Clinical decision-making and adjustments involved in prescribing SMOi for advanced BCC is nuanced. Findings from our survey suggest a prescribing preference for vismodegib despite providers believing them to be comparable medication options, if not superior tolerability in sonidegib. Although vismodegib was prescribed more frequently, the data from ERIVANCE and BOLT, when compared with modified criteria, suggest a comparable, if not inferior, tolerability and AE profile compared to sonidegib [7].
As expected, AEs were the most difficult aspect of managing SMOi. Clinicians were more inclined to switch from vismodegib to sonidegib when AEs were problematic, which could indicate a perceived advantage in tolerability for sonidegib. The clinical decision to switch from vismodegib to sonidegib is supported by prior and original pivotal trial studies. Vismodegib had a notably high rate of 98% of patients experiencing AE in the STEVIE trial [2]. In comparison, analysis of sonidegib in BOLT revealed that only 43% of patients in the 200 mg group experienced AEs [5]. Studies have demonstrated successful reductions in AE when switching from vismodegib to sonidegib, although there is potential that the benefit arises from the drug holiday, rather than from the other SMOi [6]. Relatedly, our study highlighted clinicians’ strategies to implement various dosing regimens, including 1 month on, 1 month off; 2 weeks on, 2 weeks off; and every other day. Alternative dosing has been studied with success with vismodegib regarding improved tolerability and is also utilized in clinical practice for sonidegib [3,12].

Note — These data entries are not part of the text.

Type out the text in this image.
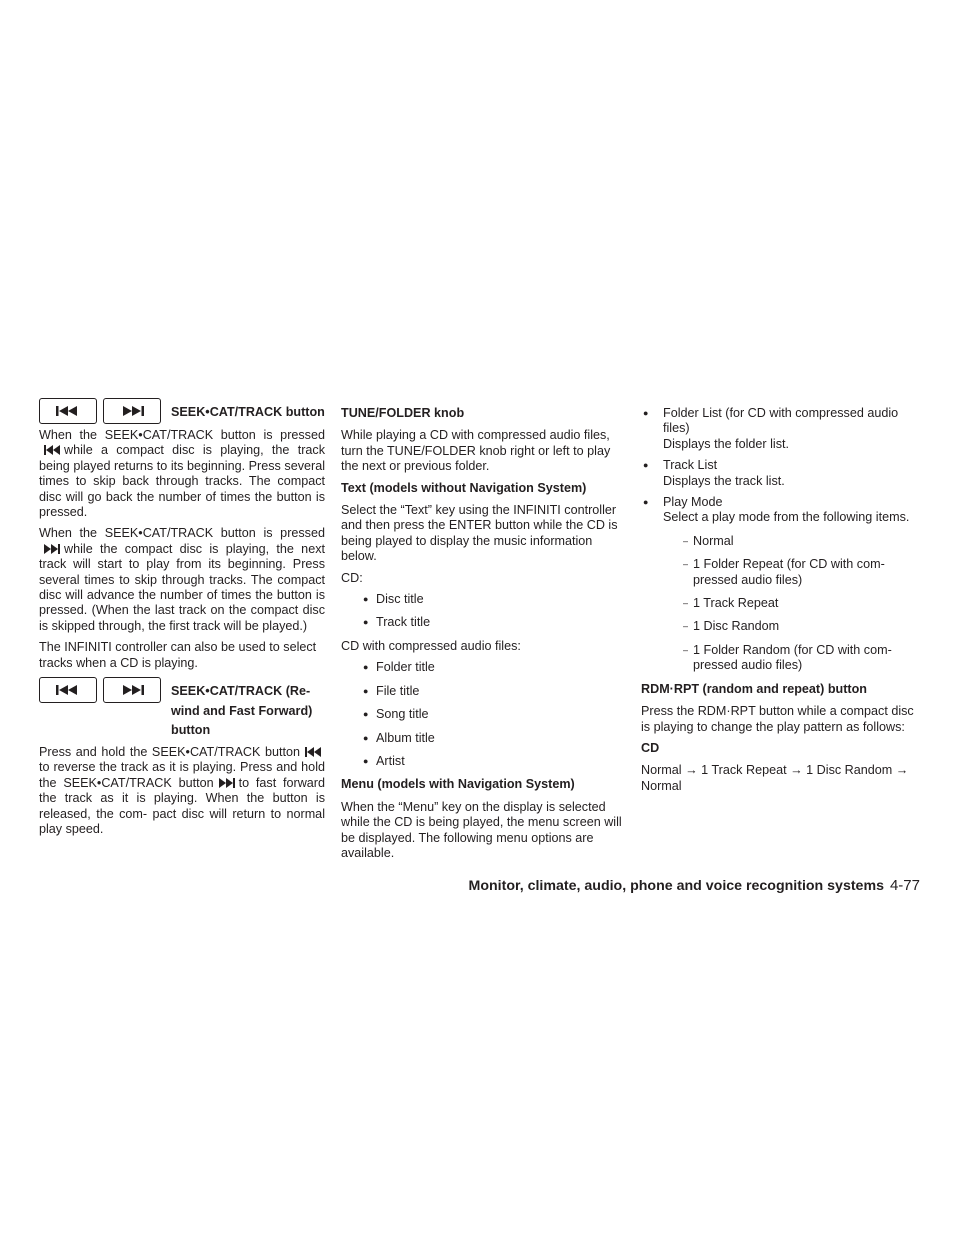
SEEK•CAT/TRACK button

When the SEEK•CAT/TRACK button is pressed
while a compact disc is playing, the track being played returns to its beginning. Press several times to skip back through tracks. The compact disc will go back the number of times the button is pressed.

When the SEEK•CAT/TRACK button is pressed
while the compact disc is playing, the next track will start to play from its beginning. Press several times to skip through tracks. The compact disc will advance the number of times the button is pressed. (When the last track on the compact disc is skipped through, the first track will be played.)

The INFINITI controller can also be used to select tracks when a CD is playing.

SEEK•CAT/TRACK (Re- wind and Fast Forward) button

Press and hold the SEEK•CAT/TRACK button
to reverse the track as it is playing. Press and hold the SEEK•CAT/TRACK button to fast forward the track as it is playing. When the button is released, the com- pact disc will return to normal play speed.

TUNE/FOLDER knob

While playing a CD with compressed audio files, turn the TUNE/FOLDER knob right or left to play the next or previous folder.

Text (models without Navigation System)

Select the “Text” key using the INFINITI controller and then press the ENTER button while the CD is being played to display the music information below.

CD:

● Disc title
● Track title

CD with compressed audio files:

● Folder title
● File title
● Song title
● Album title
● Artist
Menu (models with Navigation System)

When the “Menu” key on the display is selected while the CD is being played, the menu screen will be displayed. The following menu options are available.

● Folder List (for CD with compressed audio files)
Displays the folder list.
● Track List
Displays the track list.
● Play Mode
Select a play mode from the following items.
– Normal
– 1 Folder Repeat (for CD with com- pressed audio files)
– 1 Track Repeat
– 1 Disc Random
– 1 Folder Random (for CD with com- pressed audio files)
RDM·RPT (random and repeat) button

Press the RDM·RPT button while a compact disc is playing to change the play pattern as follows:

CD

Normal → 1 Track Repeat → 1 Disc Random → Normal

Monitor, climate, audio, phone and voice recognition systems 4-77
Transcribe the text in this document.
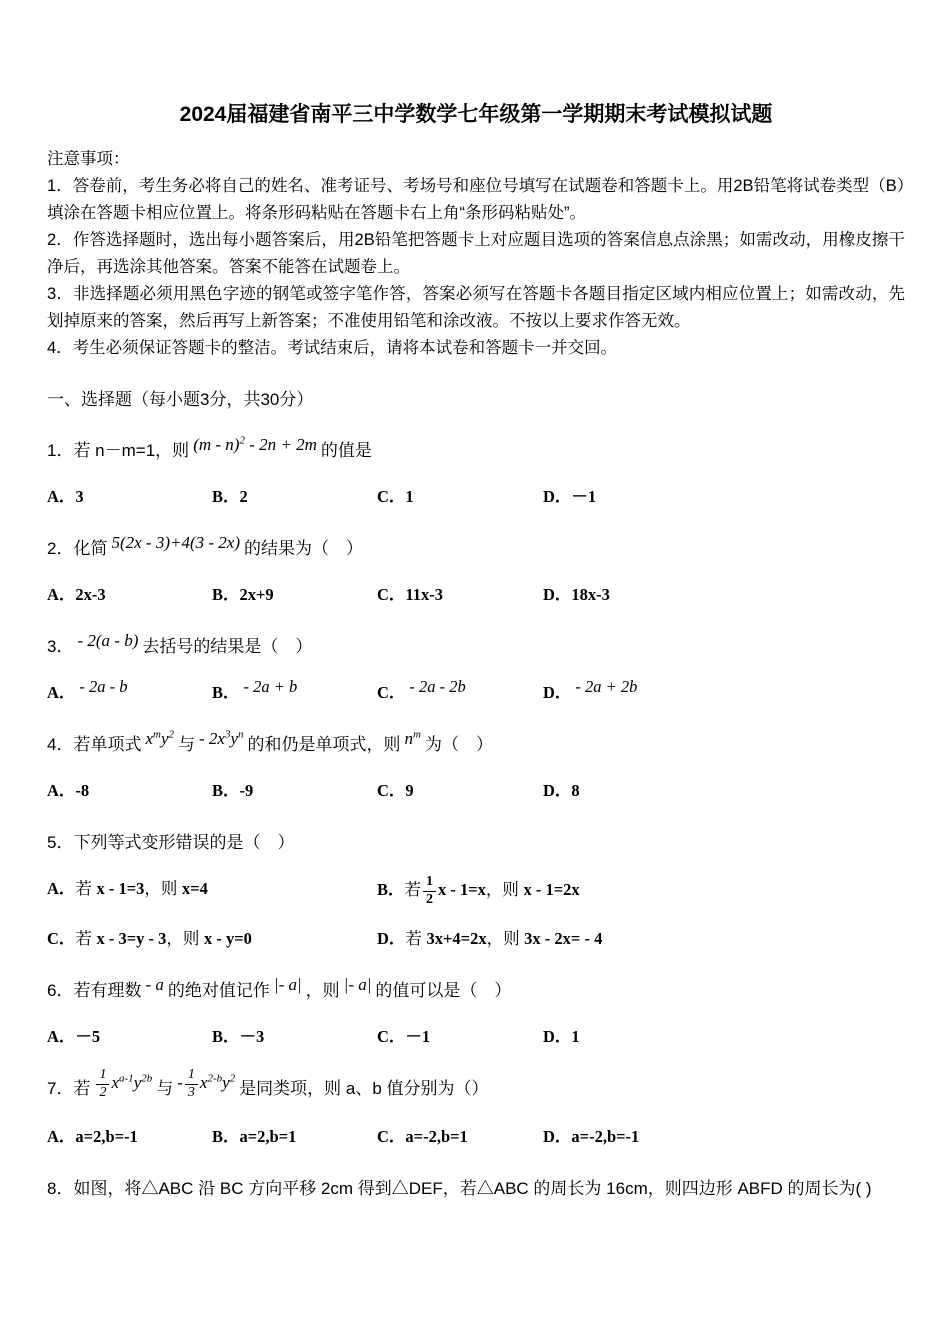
2024届福建省南平三中学数学七年级第一学期期末考试模拟试题
注意事项：

1．答卷前，考生务必将自己的姓名、准考证号、考场号和座位号填写在试题卷和答题卡上。用2B铅笔将试卷类型（B）填涂在答题卡相应位置上。将条形码粘贴在答题卡右上角“条形码粘贴处”。

2．作答选择题时，选出每小题答案后，用2B铅笔把答题卡上对应题目选项的答案信息点涂黑；如需改动，用橡皮擦干净后，再选涂其他答案。答案不能答在试题卷上。

3．非选择题必须用黑色字迹的钢笔或签字笔作答，答案必须写在答题卡各题目指定区域内相应位置上；如需改动，先划掉原来的答案，然后再写上新答案；不准使用铅笔和涂改液。不按以上要求作答无效。

4．考生必须保证答题卡的整洁。考试结束后，请将本试卷和答题卡一并交回。

一、选择题（每小题3分，共30分）
1．若 n－m=1，则 (m - n)$^2$ - 2n + 2m 的值是
A．3	B．2	C．1	D．－1
2．化简 5(2x - 3)+4(3 - 2x) 的结果为（　）
A．2x-3	B．2x+9	C．11x-3	D．18x-3
3． - 2(a - b) 去括号的结果是（　）
A． - 2a - b	B． - 2a + b	C． - 2a - 2b	D． - 2a + 2b
4．若单项式 $x^my^2$与 - $2x^3y^n$的和仍是单项式，则 $n^m$为（　）
A．-8	B．-9	C．9	D．8
5．下列等式变形错误的是（　）
A．若 x - 1=3，则 x=4	B．若 $\frac{1}{2}$ x - 1=x，则 x - 1=2x
C．若 x - 3=y - 3，则 x - y=0	D．若 3x+4=2x，则 3x - 2x= - 4
6．若有理数 - a 的绝对值记作 |- a| ，则 |- a| 的值可以是（　）
A．－5	B．－3	C．－1	D．1
7．若 $\frac{1}{2} x^{a-1}y^{2b}$与 - $\frac{1}{3} x^{2-b}y^2$是同类项，则 a、b 值分别为（）
A．a=2,b=-1	B．a=2,b=1	C．a=-2,b=1	D．a=-2,b=-1
8．如图，将△ABC 沿 BC 方向平移 2cm 得到△DEF，若△ABC 的周长为 16cm，则四边形 ABFD 的周长为( )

Over two-thirds of respondents in this study believed that the two medications had the same incidence of AEs or did not know which medication had higher incidence (Table I). Given that AE are the most common reason for discontinuation and have major implications on treatment outcomes and patient quality of life, dermatologists’ familiarity with these drug profiles is crucial [8]. Emerging data have strongly reflected higher tolerability of sonidegib. The CARADERM real-world trial demonstrated significantly lower cumulative incidence of AE, severity of AE, and notably high discontinuation rates due to clinical benefit at 12 months, rather than AE (50% vs 30%) [1, 9].

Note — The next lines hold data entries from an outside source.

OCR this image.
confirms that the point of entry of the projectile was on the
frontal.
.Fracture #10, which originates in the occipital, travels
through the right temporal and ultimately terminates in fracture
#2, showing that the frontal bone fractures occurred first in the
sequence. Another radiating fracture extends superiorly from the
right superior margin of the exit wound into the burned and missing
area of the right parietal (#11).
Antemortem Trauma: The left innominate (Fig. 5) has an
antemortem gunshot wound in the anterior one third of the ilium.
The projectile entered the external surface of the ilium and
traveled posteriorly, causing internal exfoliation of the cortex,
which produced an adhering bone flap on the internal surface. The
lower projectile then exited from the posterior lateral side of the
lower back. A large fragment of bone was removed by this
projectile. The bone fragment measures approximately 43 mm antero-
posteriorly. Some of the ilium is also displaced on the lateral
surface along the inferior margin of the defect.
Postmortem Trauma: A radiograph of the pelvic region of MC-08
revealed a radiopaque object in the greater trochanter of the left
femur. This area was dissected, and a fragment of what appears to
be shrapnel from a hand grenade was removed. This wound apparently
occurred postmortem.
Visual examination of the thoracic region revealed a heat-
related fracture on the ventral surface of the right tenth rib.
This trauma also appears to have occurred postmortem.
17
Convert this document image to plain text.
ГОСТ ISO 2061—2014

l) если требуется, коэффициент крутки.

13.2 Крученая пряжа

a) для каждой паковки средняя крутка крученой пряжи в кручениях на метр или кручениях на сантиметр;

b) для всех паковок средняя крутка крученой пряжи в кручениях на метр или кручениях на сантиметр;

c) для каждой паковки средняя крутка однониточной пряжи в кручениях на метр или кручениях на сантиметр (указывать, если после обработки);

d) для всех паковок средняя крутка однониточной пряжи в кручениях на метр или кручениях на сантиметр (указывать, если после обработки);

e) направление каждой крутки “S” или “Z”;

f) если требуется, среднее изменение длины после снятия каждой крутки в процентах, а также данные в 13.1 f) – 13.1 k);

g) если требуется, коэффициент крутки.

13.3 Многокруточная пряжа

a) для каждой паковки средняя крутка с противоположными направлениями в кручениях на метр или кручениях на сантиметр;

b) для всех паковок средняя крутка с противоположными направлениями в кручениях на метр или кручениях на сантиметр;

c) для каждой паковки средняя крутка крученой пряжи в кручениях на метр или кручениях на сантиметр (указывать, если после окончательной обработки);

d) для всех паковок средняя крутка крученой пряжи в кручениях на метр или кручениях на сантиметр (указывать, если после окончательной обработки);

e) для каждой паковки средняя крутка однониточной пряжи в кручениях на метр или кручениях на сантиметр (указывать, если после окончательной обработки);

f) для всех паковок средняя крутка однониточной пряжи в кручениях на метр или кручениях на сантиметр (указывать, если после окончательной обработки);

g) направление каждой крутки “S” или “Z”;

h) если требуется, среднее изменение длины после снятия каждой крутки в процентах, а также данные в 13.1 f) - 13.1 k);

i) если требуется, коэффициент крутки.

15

Data from landmark trials are important, though they provide challenges for clinical interpretation. Clinician discrepancies in knowledge were evidenced in our findings regarding accurate knowledge of the pharmacokinetic profiles, median duration of response, and median progression-free survival between vismodegib and sonidegib. As immunotherapies are becoming relied upon for advanced BCC treatment in the refractory or intolerability setting, increasing provider education about the differences in SMOi medications will be critical to balancing therapeutics with tolerability, as well as potentially utilizing them earlier or in a wider range of clinical scenarios.

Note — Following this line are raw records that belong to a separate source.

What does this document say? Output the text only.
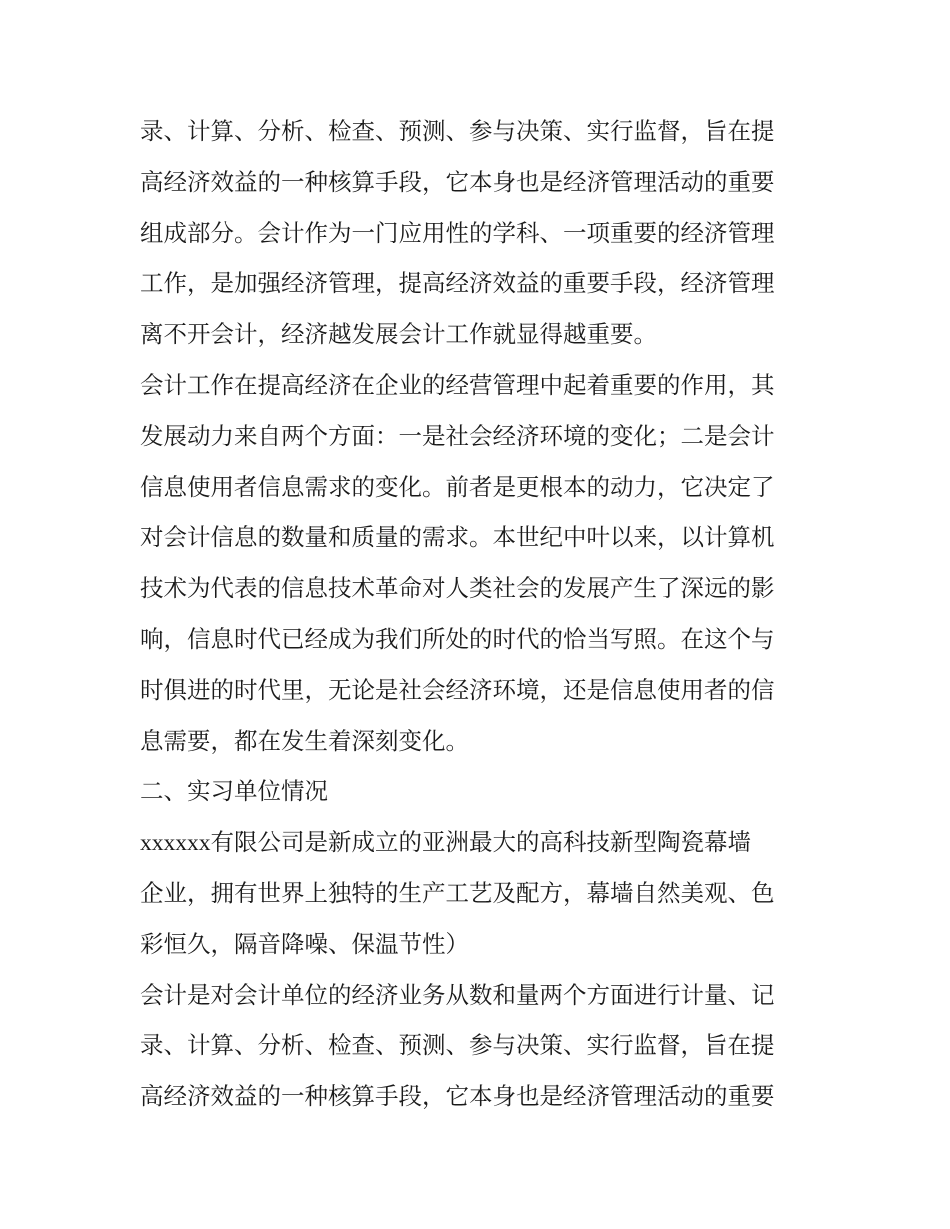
录、计算、分析、检查、预测、参与决策、实行监督，旨在提
高经济效益的一种核算手段，它本身也是经济管理活动的重要
组成部分。会计作为一门应用性的学科、一项重要的经济管理
工作，是加强经济管理，提高经济效益的重要手段，经济管理
离不开会计，经济越发展会计工作就显得越重要。
会计工作在提高经济在企业的经营管理中起着重要的作用，其
发展动力来自两个方面：一是社会经济环境的变化；二是会计
信息使用者信息需求的变化。前者是更根本的动力，它决定了
对会计信息的数量和质量的需求。本世纪中叶以来，以计算机
技术为代表的信息技术革命对人类社会的发展产生了深远的影
响，信息时代已经成为我们所处的时代的恰当写照。在这个与
时俱进的时代里，无论是社会经济环境，还是信息使用者的信
息需要，都在发生着深刻变化。
二、实习单位情况
xxxxxx有限公司是新成立的亚洲最大的高科技新型陶瓷幕墙
企业，拥有世界上独特的生产工艺及配方，幕墙自然美观、色
彩恒久，隔音降噪、保温节性）
会计是对会计单位的经济业务从数和量两个方面进行计量、记
录、计算、分析、检查、预测、参与决策、实行监督，旨在提
高经济效益的一种核算手段，它本身也是经济管理活动的重要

Results of prescribing preferences of these experts in multiple fields highlight the lack of familiarity and uniformity with the therapeutic options of SMOi for advanced BCC. Updating SMOi clinical guidelines and the creation of management strategies, including considerations for AE, dosing options, and drug switching, are needed to improve and standardize patient care. Although sample size was limited, insights from this study underscore the importance of personalized treatment strategies and considering patient-specific tolerability. Clinically, this data supports the need for a flexible approach to SMOi therapy and the importance of utilizing findings from real-world practice into clinical guidelines. Physician education will be critical in aligning physicians’ real-world use of SMOi with landmark and emerging clinical data.